At the meeting on Monday evening, the council listened to a report by City Attorney Michael Jenkins on how it could deal with Duran. Jenkins said the council could have stripped Duran of his title as mayor, restrict city-funded travel, can remove him from council subcommittees, deny him expense reimbursements for city-related business and censure him.
Duran has allegedly been accused of behavior like putting his hand into the underwear of chorus members and making inappropriate sexual comments to them. In interviews with L.A. Times, three current or former chorus members accused Duran of inappropriate touching and comments. They said in the L.A. Times article that these allegations were reported to the chorus membership committee, which handles internal complaints, but chorus leadership did not follow up.
Last week, the L.A. County District Attorney’s Office was asked to investigate an alleged violation of the Brown Act by West Hollywood City Council members John D’Amico, Lindsey Horvath and Lauren Meister, after all three councilmembers posted on Facebook, asking Duran to step down.
Duran suggested in an interview with the L.A. Times that his fellow Council members were violating the law if they had coordinated their call for him to step down as mayor and for the district attorney to investigate them.
“If the three of them are talking about this, and it sounds like they are, that’s a violation of the Brown Act, and the district attorney should investigate,” Duran said in the L.A. Times. “You can’t have meetings outside of public view.… Do I think that they all got the idea to put up their statements, all three, at the exact same time without talking to each other? No.”
Duran said that the request for an investigation by the District Attorney did not come from him, according to Wehoville.com.
Duran announced last month that he was stepping down as chair of Gay Men’s Chorus of Los Angeles. He said that he is leaving the board because of a “toxic” environment at GMCLA that he attributes to the allegations about him, as reported by Wehoville.com.
“An accusation is not proof that something occurred,” Duran said via email. “There must be due process of law. Every accusation must be taken seriously. But there should be forbearance from a rush to judgment until the matter is investigated. Otherwise, any of us are vulnerable to the conclusion of guilt on mere accusation.”
The L.A. Times reported that chorus member Brian Phillip Nichoalds said that Duran slipped his hand inside Nichoalds’ waistband and made sexually inappropriate comments. Former chorus member Joey Firoben said he reported two incidents — one alleging that Duran made inappropriate comments and another alleging that a different chorus member groped him multiple times during a dress rehearsal, according to the L.A. Times. Former chorus member Jason Tong said he left the chorus after Duran slipped his hand inside the waistband of his underwear in a changing room before a show.
GMCLA announced Monday, March 4 that Steve Holzer, a long time board member and member of the Chorus, would take Duran’s place as board chair.
GMCLA also announced that Lou Spisto, a member of the board from 2015 to 2018, a Tony-nominated producer and a prominent nonprofit arts administrator, is the new interim executive director.
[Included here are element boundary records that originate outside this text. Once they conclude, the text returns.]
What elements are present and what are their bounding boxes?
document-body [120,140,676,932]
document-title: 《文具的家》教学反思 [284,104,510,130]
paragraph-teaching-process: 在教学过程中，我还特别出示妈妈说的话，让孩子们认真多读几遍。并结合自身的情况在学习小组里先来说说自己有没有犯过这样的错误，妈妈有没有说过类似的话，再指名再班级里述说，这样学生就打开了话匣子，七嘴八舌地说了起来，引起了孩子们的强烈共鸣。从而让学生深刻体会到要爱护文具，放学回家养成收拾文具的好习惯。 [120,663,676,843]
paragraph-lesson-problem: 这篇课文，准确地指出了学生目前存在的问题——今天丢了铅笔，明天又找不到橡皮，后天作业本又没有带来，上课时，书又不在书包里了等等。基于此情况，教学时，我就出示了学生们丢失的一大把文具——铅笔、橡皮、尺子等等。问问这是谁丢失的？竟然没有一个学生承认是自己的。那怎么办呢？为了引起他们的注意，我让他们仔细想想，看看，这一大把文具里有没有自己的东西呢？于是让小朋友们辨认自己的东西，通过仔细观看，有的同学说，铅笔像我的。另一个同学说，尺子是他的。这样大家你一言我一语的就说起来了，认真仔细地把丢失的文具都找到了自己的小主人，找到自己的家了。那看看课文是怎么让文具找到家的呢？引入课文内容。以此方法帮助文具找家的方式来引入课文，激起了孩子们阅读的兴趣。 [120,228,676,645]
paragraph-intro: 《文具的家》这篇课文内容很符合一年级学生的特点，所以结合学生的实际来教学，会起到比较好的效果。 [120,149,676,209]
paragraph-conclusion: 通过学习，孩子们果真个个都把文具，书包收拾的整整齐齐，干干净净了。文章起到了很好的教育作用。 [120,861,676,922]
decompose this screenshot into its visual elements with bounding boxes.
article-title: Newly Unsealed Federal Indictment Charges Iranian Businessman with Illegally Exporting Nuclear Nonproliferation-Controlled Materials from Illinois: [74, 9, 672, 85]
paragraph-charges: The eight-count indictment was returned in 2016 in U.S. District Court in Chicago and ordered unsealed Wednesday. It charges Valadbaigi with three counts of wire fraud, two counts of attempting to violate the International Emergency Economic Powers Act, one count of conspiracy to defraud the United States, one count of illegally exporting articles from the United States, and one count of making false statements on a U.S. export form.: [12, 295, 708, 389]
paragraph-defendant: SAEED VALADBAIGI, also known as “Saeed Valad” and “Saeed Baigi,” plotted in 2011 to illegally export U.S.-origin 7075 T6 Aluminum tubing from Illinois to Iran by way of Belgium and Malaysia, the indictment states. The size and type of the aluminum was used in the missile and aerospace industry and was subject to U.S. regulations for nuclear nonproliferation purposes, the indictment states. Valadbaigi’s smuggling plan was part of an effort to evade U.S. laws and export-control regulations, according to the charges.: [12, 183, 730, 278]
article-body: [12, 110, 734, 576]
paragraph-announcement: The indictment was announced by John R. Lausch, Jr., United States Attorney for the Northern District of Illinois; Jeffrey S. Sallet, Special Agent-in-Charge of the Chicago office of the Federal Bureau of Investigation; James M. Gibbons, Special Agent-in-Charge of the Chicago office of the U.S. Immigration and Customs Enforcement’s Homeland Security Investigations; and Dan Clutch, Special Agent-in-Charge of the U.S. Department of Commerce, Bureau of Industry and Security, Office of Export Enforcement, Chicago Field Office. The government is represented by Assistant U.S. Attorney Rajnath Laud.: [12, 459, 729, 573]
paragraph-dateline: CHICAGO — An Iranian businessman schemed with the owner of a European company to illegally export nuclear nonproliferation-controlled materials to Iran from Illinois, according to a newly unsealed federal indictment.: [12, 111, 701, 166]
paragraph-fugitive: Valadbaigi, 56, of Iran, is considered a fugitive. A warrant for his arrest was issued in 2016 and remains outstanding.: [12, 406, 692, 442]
Spisto will replace Jonathan Weedman, who recently left his position as executive director after accusations that he forced a young Chorus member to have sex with him.
“I am delighted to continue work with my friends here at GMCLA in this new role and honored to be asked to step in at such a critical time,” Spisto said. “I’ve loved this organization since the days of artistic director John Bailey in the ‘90s, and I know that GMCLA’s very existence is essential to the community we represent and to the great Los Angeles.”
GMCLA also acknowledged its financial struggles. A review of its federal tax returns shows that revenue, which had been growing steadily over the past five years, fell 21 percent to $1.36 million in 2017. It was in January of that year that GMCLA hired Weedman, a former senior vice president of the Wells Fargo Foundation, for the executive director’s job. GMCLA saw a 7.5 percent reduction in expenses in 2017. But with the decline in revenue, that still left the organization with a loss of $227,000.